Our results reveal a significant schism between the ideal EHR-EDC integration, in which data could flow directly from EHRs into EDCs, and the practical reality in which intervention is required to audit and interpret EHR data into source data before it is ultimately transferred to EDC. Whether this intervention occurs on the level of research coordinators inputting data, data monitors reviewing data, or investigators ultimately signing off, the responsibility falls on the PI to train staff to identify inaccuracies and to oversee all study data. Until an improved system is developed, whether it involves enhancing EHR accuracy or implementing verification processes in EHR-EDC integration systems, it is crucial that investigators maintain active participation in ensuring the accuracy of source data entry.

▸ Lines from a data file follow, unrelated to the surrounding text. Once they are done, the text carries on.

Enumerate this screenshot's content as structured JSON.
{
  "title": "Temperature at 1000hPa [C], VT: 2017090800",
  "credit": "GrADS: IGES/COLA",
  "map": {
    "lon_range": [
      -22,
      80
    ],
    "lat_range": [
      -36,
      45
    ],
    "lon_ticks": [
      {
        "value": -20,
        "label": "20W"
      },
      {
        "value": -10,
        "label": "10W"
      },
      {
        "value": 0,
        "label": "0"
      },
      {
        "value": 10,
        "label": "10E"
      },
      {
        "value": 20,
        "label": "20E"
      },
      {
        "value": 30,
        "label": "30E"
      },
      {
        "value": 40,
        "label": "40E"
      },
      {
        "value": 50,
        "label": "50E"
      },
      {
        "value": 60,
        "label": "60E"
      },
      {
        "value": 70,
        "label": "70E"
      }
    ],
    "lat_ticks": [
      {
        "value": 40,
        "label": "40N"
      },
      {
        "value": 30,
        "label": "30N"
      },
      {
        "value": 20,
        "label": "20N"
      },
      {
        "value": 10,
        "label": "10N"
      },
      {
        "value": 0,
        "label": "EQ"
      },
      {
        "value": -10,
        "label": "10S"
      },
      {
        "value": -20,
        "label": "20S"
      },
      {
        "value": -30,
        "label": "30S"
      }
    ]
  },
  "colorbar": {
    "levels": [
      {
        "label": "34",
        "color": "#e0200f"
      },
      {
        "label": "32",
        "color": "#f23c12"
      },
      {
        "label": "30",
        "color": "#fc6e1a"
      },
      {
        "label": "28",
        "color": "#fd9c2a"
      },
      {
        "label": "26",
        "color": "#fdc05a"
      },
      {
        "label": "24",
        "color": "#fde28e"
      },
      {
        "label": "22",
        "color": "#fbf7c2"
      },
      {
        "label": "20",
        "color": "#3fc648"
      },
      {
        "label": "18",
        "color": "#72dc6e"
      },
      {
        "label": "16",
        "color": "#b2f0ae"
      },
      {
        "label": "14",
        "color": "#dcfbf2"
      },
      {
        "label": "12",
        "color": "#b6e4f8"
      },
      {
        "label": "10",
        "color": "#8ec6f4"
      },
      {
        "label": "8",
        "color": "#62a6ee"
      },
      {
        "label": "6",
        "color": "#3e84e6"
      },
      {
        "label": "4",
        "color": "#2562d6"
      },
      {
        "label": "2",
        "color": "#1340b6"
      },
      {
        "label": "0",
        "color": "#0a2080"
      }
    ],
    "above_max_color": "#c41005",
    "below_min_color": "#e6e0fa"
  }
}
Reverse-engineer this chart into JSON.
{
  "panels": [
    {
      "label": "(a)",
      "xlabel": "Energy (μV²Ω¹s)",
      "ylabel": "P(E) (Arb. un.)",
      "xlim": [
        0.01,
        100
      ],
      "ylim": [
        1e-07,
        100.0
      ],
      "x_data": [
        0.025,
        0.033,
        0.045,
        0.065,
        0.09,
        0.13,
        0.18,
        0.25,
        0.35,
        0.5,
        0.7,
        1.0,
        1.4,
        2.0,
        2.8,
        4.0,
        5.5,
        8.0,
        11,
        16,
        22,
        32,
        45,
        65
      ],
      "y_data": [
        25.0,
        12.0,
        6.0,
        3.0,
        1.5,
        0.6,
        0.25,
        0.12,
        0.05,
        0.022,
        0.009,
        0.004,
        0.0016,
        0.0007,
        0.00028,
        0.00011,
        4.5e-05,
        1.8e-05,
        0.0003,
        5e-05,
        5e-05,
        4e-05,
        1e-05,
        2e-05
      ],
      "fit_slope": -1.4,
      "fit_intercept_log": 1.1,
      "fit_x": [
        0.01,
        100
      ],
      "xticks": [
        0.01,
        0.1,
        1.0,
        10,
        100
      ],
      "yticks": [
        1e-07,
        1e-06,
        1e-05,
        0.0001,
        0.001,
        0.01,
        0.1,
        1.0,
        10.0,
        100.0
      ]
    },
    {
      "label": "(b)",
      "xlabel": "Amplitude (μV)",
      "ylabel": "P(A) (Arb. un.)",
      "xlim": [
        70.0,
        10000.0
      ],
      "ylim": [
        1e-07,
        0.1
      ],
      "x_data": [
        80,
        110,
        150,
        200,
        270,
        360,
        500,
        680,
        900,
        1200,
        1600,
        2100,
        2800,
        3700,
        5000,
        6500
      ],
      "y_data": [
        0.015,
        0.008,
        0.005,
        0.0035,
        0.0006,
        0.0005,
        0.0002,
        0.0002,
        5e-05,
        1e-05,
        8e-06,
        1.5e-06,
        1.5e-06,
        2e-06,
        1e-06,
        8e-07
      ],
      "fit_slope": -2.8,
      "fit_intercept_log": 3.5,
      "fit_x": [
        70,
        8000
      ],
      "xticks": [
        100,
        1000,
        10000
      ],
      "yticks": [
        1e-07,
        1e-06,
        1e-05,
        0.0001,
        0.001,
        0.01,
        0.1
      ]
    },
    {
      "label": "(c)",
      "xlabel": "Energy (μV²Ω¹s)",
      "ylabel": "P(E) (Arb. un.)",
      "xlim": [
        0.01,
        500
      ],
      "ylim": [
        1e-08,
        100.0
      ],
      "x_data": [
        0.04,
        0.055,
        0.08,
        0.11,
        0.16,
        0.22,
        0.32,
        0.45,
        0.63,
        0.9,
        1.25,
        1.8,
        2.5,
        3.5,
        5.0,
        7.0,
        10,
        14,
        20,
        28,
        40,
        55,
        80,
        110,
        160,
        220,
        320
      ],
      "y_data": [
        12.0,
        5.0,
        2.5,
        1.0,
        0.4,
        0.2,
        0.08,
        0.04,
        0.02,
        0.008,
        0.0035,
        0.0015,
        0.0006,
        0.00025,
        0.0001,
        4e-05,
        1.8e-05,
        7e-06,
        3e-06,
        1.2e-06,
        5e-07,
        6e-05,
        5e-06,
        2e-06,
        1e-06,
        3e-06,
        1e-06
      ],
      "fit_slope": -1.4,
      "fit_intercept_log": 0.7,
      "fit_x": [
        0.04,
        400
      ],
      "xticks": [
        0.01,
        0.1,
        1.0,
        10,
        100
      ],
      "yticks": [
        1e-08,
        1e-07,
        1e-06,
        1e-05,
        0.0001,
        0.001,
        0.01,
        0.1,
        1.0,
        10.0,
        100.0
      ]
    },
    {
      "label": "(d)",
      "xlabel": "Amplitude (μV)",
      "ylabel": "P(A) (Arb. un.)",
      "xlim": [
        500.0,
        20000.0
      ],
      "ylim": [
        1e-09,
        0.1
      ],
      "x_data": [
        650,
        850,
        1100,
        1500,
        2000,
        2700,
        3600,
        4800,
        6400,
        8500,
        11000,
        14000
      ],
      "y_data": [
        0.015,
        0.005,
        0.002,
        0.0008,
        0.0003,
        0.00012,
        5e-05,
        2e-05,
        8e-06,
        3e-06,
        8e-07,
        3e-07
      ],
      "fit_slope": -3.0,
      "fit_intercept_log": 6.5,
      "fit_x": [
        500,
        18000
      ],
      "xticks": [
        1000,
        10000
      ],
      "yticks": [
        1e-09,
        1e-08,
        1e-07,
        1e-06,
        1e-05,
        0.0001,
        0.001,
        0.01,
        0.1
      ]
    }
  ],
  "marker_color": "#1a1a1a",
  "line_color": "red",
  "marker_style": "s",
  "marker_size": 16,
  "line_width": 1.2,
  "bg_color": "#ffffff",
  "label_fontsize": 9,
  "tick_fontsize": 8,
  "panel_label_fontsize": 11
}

Our findings suggest that investigator review and intervention is crucial in parsing out inaccurate and incomplete EHR entries to mitigate the risk of errors being transcribed to EDC. Some limitations of this study include the use of a single platform, which has the potential to introduce bias in the outcome. Regarding the statistical analysis, more detailed statistics could be performed to extrapolate differences in the types of modifications needed that may be distinct between studies in different therapeutic specialties. As this is a descriptive review, no further statistical analysis will be performed. Additionally, there are various staffing structures among research sites in which research coordinators or designated data entry staff perform the majority of the data-auditing prior to data entry. Given the differing workflows and multiple points of data entry, further surveys of sites could be done to identify the primary points of intervention and the associated personnel in the data entry process. This can provide insight into the target audience when implementing improvements in EHR-to-EDC integration systems.

Competing Interests

The authors have no competing interests to declare.